No descarto la posible existencia (...en la viña del Señor) de escuelas esotéricas que sostengan la teoría de que la costumbre de caminar puede llegar a producir un estado de ánimo, un fenómeno de adicción y convicción entremezcladas.
Por otra parte, ya nos dicta la inteligencia que poner las cosas en cuestión, una cierta dosis de duda, no parecen opciones inconvenientes.
Así que cuando uno insiste en mantener la recuperación del cotidiano paseo matinal de una hora, más larga que corta, y resuelve el expediente con determinación y voluntad lateralmente férrea, no deja de preguntarse si en realidad ello está sirviendo para perder algo de los kilos que sobran (incrementados con el plus de sedentarismo de estos meses aciagos) o es una tontería de las de que "el que no se consuela es porque no quiere".
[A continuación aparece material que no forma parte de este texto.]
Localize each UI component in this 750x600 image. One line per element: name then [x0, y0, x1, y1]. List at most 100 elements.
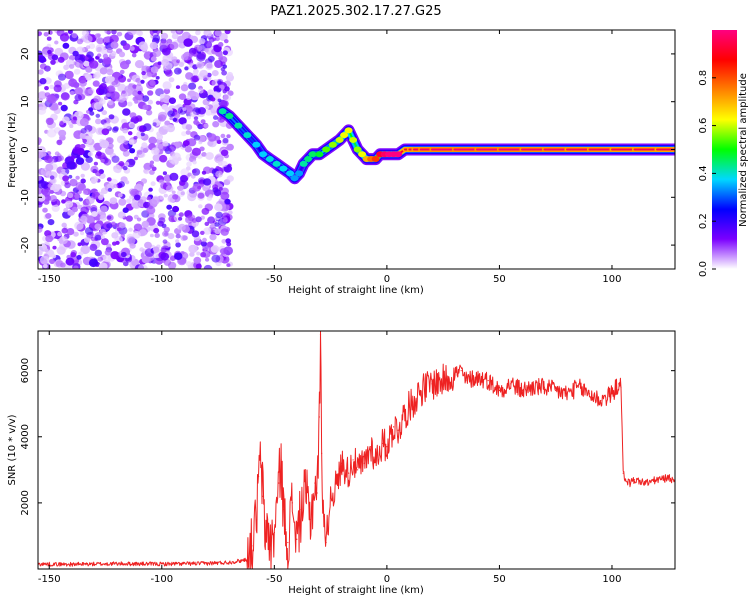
- noise-speck: [138, 264, 148, 269]
- noise-speck: [144, 241, 152, 249]
- noise-speck: [148, 136, 157, 145]
- noise-speck: [113, 126, 119, 132]
- snr-point: [228, 561, 230, 563]
- noise-speck: [192, 183, 202, 192]
- noise-speck: [132, 202, 141, 209]
- noise-speck: [89, 146, 96, 153]
- noise-speck: [164, 120, 171, 126]
- noise-speck: [185, 124, 193, 131]
- colorbar: 0.0 0.2 0.4 0.6 0.8 Normalized spectral ampl…: [698, 30, 749, 277]
- noise-speck: [150, 181, 156, 187]
- noise-speck: [215, 170, 224, 178]
- noise-speck: [208, 55, 215, 63]
- noise-speck: [131, 53, 137, 58]
- x-tick-label: -150: [38, 574, 61, 585]
- noise-speck: [217, 53, 223, 58]
- noise-speck: [38, 91, 47, 100]
- noise-speck: [183, 98, 192, 106]
- noise-speck: [162, 171, 167, 176]
- noise-speck: [179, 174, 188, 183]
- noise-speck: [200, 230, 205, 235]
- noise-speck: [171, 56, 178, 62]
- snr-point: [325, 541, 327, 544]
- snr-point: [629, 482, 631, 484]
- noise-speck: [218, 42, 224, 47]
- snr-point: [622, 472, 624, 474]
- colorbar-tick-label: 0.2: [698, 213, 709, 229]
- noise-speck: [193, 256, 202, 264]
- noise-speck: [126, 236, 136, 245]
- noise-speck: [189, 251, 195, 257]
- noise-speck: [93, 161, 98, 166]
- noise-speck: [136, 149, 143, 155]
- noise-speck: [67, 30, 73, 34]
- noise-speck: [162, 81, 172, 90]
- noise-speck: [167, 233, 175, 240]
- noise-speck: [180, 168, 189, 177]
- noise-speck: [184, 145, 192, 153]
- noise-speck: [140, 79, 145, 84]
- noise-speck: [206, 63, 213, 69]
- snr-point: [269, 548, 271, 550]
- snr-point: [282, 508, 284, 511]
- noise-speck: [196, 45, 203, 51]
- ridge-blob: [315, 151, 324, 158]
- x-tick-label: -100: [150, 274, 173, 285]
- snr-point: [521, 389, 523, 392]
- snr-point: [577, 386, 579, 388]
- noise-speck: [117, 193, 123, 198]
- noise-speck: [178, 212, 184, 217]
- noise-speck: [62, 116, 70, 124]
- noise-speck: [60, 92, 70, 101]
- noise-speck: [44, 86, 49, 91]
- noise-speck: [205, 105, 210, 110]
- noise-speck: [82, 138, 87, 143]
- colorbar-tick-label: 0.6: [698, 118, 709, 134]
- noise-speck: [177, 35, 186, 44]
- noise-speck: [80, 162, 90, 171]
- noise-speck: [134, 156, 138, 161]
- noise-speck: [72, 206, 78, 213]
- noise-speck: [127, 131, 133, 136]
- noise-speck: [118, 75, 127, 83]
- snr-point: [363, 462, 365, 464]
- noise-speck: [49, 175, 55, 180]
- ridge-blob: [304, 156, 313, 163]
- noise-speck: [114, 96, 120, 102]
- noise-speck: [88, 258, 99, 268]
- noise-speck: [38, 139, 41, 144]
- noise-speck: [172, 152, 181, 161]
- noise-speck: [152, 34, 161, 42]
- noise-speck: [186, 95, 192, 100]
- noise-speck: [66, 228, 75, 236]
- snr-point: [476, 376, 478, 378]
- noise-speck: [180, 84, 189, 92]
- noise-speck: [141, 71, 146, 76]
- noise-speck: [196, 251, 201, 256]
- noise-speck: [178, 117, 187, 125]
- noise-speck: [203, 264, 213, 269]
- noise-speck: [127, 30, 137, 36]
- noise-speck: [221, 70, 228, 76]
- noise-speck: [189, 111, 197, 118]
- noise-speck: [99, 67, 108, 75]
- noise-speck: [152, 154, 162, 162]
- ridge-blob: [349, 136, 358, 143]
- snr-point: [352, 459, 354, 461]
- noise-speck: [62, 42, 70, 49]
- noise-speck: [137, 90, 142, 95]
- y-tick-label: -20: [20, 237, 31, 253]
- noise-speck: [159, 196, 164, 200]
- noise-speck: [215, 211, 223, 219]
- noise-speck: [58, 236, 68, 245]
- y-tick-label: -10: [20, 189, 31, 205]
- noise-speck: [163, 226, 170, 233]
- noise-speck: [175, 242, 181, 248]
- noise-speck: [171, 190, 176, 195]
- noise-speck: [196, 61, 205, 69]
- snr-point: [309, 518, 311, 521]
- noise-speck: [64, 182, 71, 189]
- noise-speck: [200, 252, 207, 258]
- noise-speck: [191, 147, 201, 156]
- noise-speck: [220, 203, 230, 212]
Comparo la decisión de este verano con las que, de forma intermitente, ya tomé en los anteriores. Y dos precisiones surgen, entre otras: la disminución de la velocidad de los pasos; la disminución del ansia. Lejos de mi temeridad, imprimir a la marcha un ritmo que no prestaría empaque y elegancia correspondientes al aspecto de mis años. Y al tiempo, la conclusión de que lo que mejor mantendrá el propósito es un especie de paciencia automática: se hace lo que sea y SE SALE DE ESO.
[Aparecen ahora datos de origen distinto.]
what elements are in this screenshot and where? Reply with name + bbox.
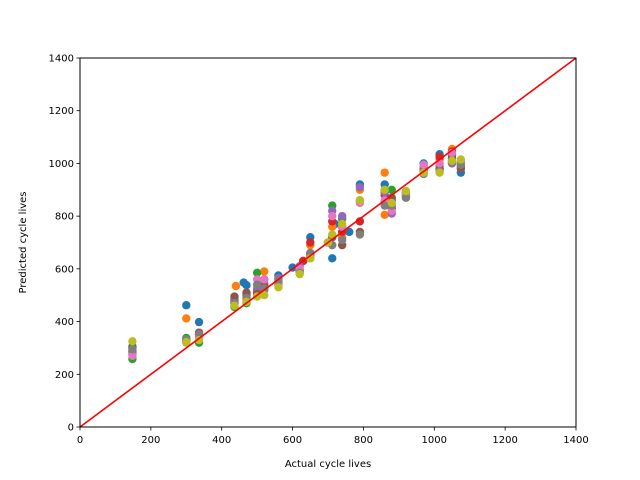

Aunque, de fondo, laten las preguntas de siempre, hasta cuándo, cuánto queda, toda esa sensación de que, batalla tras batalla, no ganaremos la guerra.
Escaso es el número de los otros madrugadores con los que me cruzo. Algo subrepticios, invariablemente su mirada transmite una apenas disimulada desolación, un aire inequívoco de comprensible desvarío.